Fears about climate change are overblown and shifting weather patterns and rising sea levels should be considered an engineering problem, said the head of the world's largest oil refiner, ExxonMobil.
"The fear factor that people want to throw out there to say 'we just have to stop this,' I do not accept," Rex Tillerson, ExxonMobil's chief executive, said in a speech on Wednesday (June 27).
Tackling global poverty should have a higher international priority than reducing carbon emissions, because it would give billions of the world’s energy poor access to oil and gas supplies, in his view.
"They'd love to burn fossil fuels because their quality of life would rise immeasurably," he said.
"You'd save millions upon millions of lives making fossil fuels available to parts of the world that don't have it," he added.
Tillerson proposed adapting to the effects of climate change through engineering methods, rather than attempting to prevent them by eliminating the use of fossil fuels.
Humans had long adapted to change, he said, and governments should thus create policies to cope with the Earth's rising temperatures.
"Changes to weather patterns that move crop rotation areas around – we'll adapt to that. It's an engineering problem and it has an engineering solution," Tillerson said in a presentation to the US Council on Foreign relations in New York.

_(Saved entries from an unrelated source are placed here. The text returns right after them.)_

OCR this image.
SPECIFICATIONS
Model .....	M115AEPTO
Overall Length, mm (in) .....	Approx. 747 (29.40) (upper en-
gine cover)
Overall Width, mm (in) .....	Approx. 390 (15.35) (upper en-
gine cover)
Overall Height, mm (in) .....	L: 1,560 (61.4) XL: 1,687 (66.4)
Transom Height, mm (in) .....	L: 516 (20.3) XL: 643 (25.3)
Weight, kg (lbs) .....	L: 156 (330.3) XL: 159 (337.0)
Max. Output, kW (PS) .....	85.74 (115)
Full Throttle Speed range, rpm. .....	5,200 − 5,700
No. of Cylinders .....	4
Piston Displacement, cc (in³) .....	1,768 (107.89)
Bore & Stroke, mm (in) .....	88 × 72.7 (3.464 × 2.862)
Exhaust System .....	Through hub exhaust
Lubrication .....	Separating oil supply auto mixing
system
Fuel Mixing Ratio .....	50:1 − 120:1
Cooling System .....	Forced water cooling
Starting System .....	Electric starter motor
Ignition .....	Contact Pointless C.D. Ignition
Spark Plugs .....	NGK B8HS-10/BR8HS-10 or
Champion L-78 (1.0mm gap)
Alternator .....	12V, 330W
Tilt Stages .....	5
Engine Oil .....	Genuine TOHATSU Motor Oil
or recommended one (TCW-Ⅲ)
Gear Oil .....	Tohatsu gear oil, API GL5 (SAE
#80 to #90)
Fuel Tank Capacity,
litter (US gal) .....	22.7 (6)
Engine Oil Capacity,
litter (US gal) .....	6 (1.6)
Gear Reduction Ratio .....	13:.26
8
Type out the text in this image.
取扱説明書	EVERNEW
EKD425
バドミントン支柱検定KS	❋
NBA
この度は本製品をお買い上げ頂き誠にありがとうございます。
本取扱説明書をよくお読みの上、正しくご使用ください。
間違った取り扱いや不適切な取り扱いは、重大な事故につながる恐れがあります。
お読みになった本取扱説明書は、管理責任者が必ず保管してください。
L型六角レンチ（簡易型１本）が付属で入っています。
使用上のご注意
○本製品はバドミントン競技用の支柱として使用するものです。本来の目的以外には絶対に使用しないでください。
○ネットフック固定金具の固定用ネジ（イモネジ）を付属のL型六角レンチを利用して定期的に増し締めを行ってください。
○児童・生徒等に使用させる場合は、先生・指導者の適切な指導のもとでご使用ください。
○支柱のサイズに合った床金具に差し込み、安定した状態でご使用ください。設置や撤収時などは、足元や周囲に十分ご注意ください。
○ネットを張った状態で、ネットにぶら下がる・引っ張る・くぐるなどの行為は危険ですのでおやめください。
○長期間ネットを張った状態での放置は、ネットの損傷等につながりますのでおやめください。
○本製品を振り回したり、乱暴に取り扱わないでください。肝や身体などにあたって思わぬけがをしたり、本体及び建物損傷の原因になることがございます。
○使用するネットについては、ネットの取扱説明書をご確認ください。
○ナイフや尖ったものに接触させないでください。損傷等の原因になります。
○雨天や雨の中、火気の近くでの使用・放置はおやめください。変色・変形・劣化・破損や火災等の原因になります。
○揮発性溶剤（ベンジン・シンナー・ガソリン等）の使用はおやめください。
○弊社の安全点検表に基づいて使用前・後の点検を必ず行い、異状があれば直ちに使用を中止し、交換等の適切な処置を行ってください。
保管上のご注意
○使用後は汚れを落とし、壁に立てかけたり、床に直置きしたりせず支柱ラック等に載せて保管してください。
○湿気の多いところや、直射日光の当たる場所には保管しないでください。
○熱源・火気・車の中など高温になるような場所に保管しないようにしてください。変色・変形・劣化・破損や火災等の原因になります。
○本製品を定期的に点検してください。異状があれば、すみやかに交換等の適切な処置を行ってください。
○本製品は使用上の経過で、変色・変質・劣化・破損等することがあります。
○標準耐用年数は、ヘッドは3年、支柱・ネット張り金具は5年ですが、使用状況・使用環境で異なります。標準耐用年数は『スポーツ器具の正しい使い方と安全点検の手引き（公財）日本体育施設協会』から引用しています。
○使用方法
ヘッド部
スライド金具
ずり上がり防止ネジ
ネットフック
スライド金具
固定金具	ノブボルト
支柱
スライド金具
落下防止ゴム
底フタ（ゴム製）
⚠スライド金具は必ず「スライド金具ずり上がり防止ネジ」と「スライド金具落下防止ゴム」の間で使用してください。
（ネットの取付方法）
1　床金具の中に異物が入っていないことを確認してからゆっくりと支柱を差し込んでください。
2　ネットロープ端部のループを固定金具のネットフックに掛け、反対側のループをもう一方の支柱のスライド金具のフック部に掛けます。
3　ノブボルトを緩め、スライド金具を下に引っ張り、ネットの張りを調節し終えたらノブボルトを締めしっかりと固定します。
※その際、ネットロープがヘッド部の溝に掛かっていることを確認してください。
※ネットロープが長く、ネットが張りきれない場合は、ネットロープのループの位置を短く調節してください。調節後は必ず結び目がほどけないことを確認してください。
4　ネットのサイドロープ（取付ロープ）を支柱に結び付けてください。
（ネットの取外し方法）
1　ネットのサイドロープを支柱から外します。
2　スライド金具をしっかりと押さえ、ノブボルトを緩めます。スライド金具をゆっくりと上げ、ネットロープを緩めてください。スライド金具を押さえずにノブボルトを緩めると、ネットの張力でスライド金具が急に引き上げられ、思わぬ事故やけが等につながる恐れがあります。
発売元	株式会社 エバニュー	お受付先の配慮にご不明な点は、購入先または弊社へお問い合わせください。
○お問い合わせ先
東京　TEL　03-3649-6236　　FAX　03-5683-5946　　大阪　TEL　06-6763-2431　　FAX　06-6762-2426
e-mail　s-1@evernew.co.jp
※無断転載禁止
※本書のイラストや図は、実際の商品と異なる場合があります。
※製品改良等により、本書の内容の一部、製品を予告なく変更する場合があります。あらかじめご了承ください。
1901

Tillerson's remarks came five days after Rio+20 summit in which leaders aimed at setting up goals for sustainable development to help the very people the oil executive mentioned.
People in the many of the world's poorest areas are expected to feel the harshest effects of climate change, including sea level rise, more severe storms, floods and droughts.
ExxonMobil, once one of the staunchest critics of climate change research, has acknowledged under Tillerson's leadership that human-made emissions have contributed to altering the planet's climate.
The company now supports taxing carbon emissions.
But the UN Intergovernmental Panel on Climate Change has emphasised the need for mitigation of global warming, including limiting climate-warming carbon emitted by fossil fuels like oil, along with adaptation to it.
US Secretary of State Hillary Clinton said at the Rio Summit, "Governments alone cannot solve all the the problems we face, from climate change to persistent poverty to chronic energy shortages."
?BusinessEurope?, the European business lobby, argues that climate change can only be tackled globally.
"We are ... convinced that any further increase of the EU's unilateral 20% emission reduction target at this point in time would be unlikely to convince other nations to adopt comparable targets. Furthermore, it would send the wrong signal to European industry in times of economic crisis," said Jürgen R. Thumann, BusinessEurope's president.
Oxfam advocates ensuring that any climate aid to developing countries is additional to existing development aid commitments and comes from public sources.
"Only public funding can reach the most vulnerable communities struggling to adapt to climate change, and help poor countries adopt low carbon growth strategies," said David Waskow, climate change advisor for Oxfam. "And governments must make sure this funding is additional to existing aid targets – poor countries should not be forced to choose between building flood defences and building schools."
Governments and academics are deeply divided over the economic costs and benefits of combating climate change and moving towards a low-carbon economy.
The Stern Review, an influential enquiry into the issue, concluded in 2006 that fighting global warming would cost 1% of global GDP, while non-action could lead to a 20% loss of GDP in the long term. In comparison, research published in January 2009 shows that avoiding dangerous climate change could cost as little as 0.5% of global GDP.